SEC Outlines Five Options For Restricting Short-Selling

In her first major initiative, SEC Chairwoman Mary Schapiro today announced five potential ways to restrict short-selling, the practice of buying and selling stocks betting that prices will fall. Critics say rampant short-selling has contributed to recent stock-market plunges. One option put forward for public comment is restoring a Depression-era rule that prohibits short-sellers from making their trades until a stock goes at least one cent above its previous trading price, the Associated Press reported. That rule was lifted in 2007. The goal is to prevent selling sprees that feed upon themselves -- actions that battered the stocks of banks and other companies over the last year.

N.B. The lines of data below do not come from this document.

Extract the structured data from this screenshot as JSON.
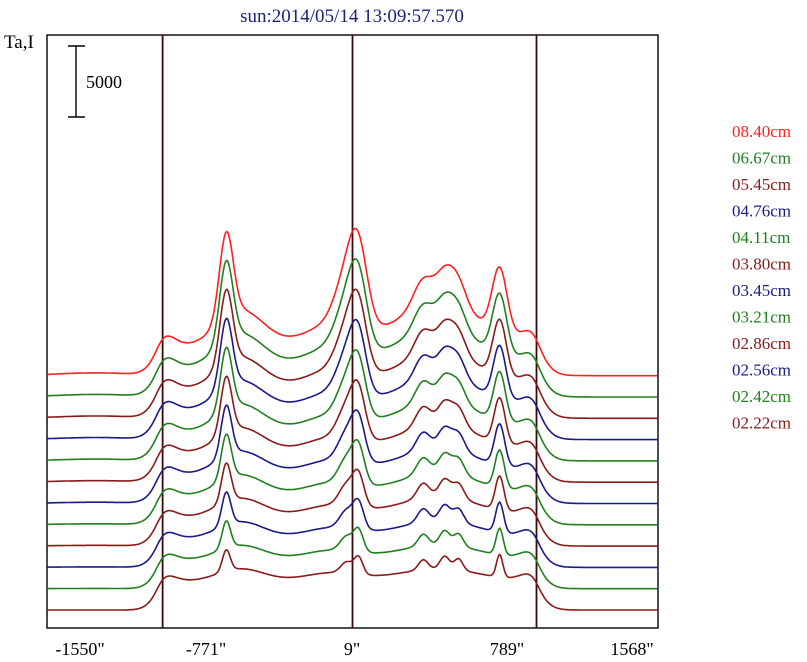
{
  "chart_data": {
    "type": "line",
    "title": "sun:2014/05/14 13:09:57.570",
    "ylabel": "Ta,I",
    "xlabel": "",
    "scale_bar_label": "5000",
    "x_ticks": [
      "-1550\"",
      "-771\"",
      "9\"",
      "789\"",
      "1568\""
    ],
    "xlim": [
      -1550,
      1568
    ],
    "vertical_lines": [
      -960,
      9,
      948
    ],
    "grid": false,
    "legend_position": "right",
    "series_offset": 1500,
    "series": [
      {
        "name": "08.40cm",
        "color": "#ff2020",
        "baseline": 500
      },
      {
        "name": "06.67cm",
        "color": "#208020",
        "baseline": 500
      },
      {
        "name": "05.45cm",
        "color": "#8b1a1a",
        "baseline": 500
      },
      {
        "name": "04.76cm",
        "color": "#1a1a8b",
        "baseline": 500
      },
      {
        "name": "04.11cm",
        "color": "#208020",
        "baseline": 500
      },
      {
        "name": "03.80cm",
        "color": "#8b1a1a",
        "baseline": 500
      },
      {
        "name": "03.45cm",
        "color": "#1a1a8b",
        "baseline": 500
      },
      {
        "name": "03.21cm",
        "color": "#208020",
        "baseline": 500
      },
      {
        "name": "02.86cm",
        "color": "#8b1a1a",
        "baseline": 500
      },
      {
        "name": "02.56cm",
        "color": "#1a1a8b",
        "baseline": 500
      },
      {
        "name": "02.42cm",
        "color": "#208020",
        "baseline": 500
      },
      {
        "name": "02.22cm",
        "color": "#8b1a1a",
        "baseline": 500
      }
    ]
  }
}
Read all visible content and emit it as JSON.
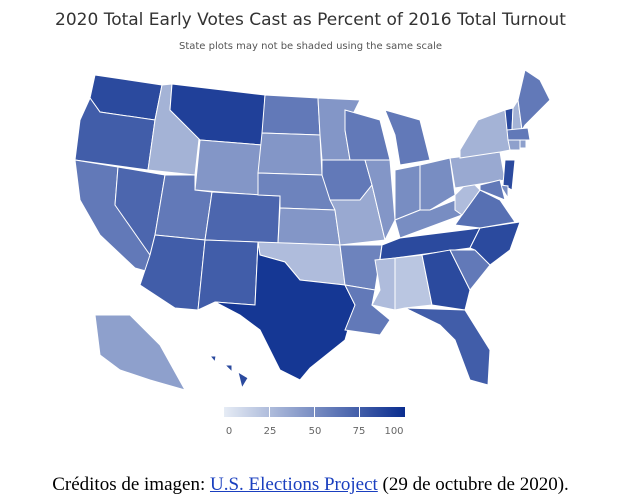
{
  "title": "2020 Total Early Votes Cast as Percent of 2016 Total Turnout",
  "subtitle": "State plots may not be shaded using the same scale",
  "colorscale": {
    "min_color": "#e6ecf5",
    "max_color": "#0a2d8f",
    "range": [
      0,
      100
    ],
    "ticks": [
      "0",
      "25",
      "50",
      "75",
      "100"
    ]
  },
  "states": {
    "WA": 85,
    "OR": 75,
    "CA": 60,
    "NV": 70,
    "ID": 30,
    "MT": 90,
    "WY": 45,
    "UT": 60,
    "AZ": 75,
    "CO": 70,
    "NM": 75,
    "ND": 60,
    "SD": 45,
    "NE": 55,
    "KS": 45,
    "OK": 25,
    "TX": 95,
    "MN": 45,
    "IA": 60,
    "MO": 35,
    "AR": 55,
    "LA": 60,
    "WI": 60,
    "IL": 45,
    "MI": 60,
    "IN": 50,
    "OH": 50,
    "KY": 50,
    "TN": 85,
    "MS": 25,
    "AL": 20,
    "GA": 85,
    "FL": 75,
    "SC": 60,
    "NC": 85,
    "VA": 65,
    "WV": 25,
    "PA": 35,
    "NY": 30,
    "VT": 85,
    "NH": 30,
    "ME": 60,
    "MA": 60,
    "CT": 40,
    "RI": 40,
    "NJ": 85,
    "DE": 50,
    "MD": 60,
    "AK": 40,
    "HI": 85
  },
  "caption": {
    "prefix": "Créditos de imagen: ",
    "link": "U.S. Elections Project",
    "suffix": " (29 de octubre de 2020)."
  }
}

Schapiro said the proposal, now open to public comment for 60 days, was the beginning of "a thoughtful, deliberative process to determine what is in the best interests of investors" before the SEC takes final action.


Short-selling is legal and widely used on Wall Street. But as the market has plunged, investors and lawmakers have pressed the SEC to issue new rules. They say the lifting of the rule in 2007 has fanned market volatility, prompting bands of hedge funds and other investors to target weak companies with an avalanche of short-selling. Another option for restricting the practice, besides reinstating the uptick rule, is a sort of "circuit breaker" for stock prices. That approach, in three variations, would force short sellers to sell shares above the going market rate when they execute a short trade -- it would only go into effect after a stock price has had a decline of 10 percent. The fifth option, known as an upbid rule, would allow short sellers to come in only at a price above the highest current bid for the stock.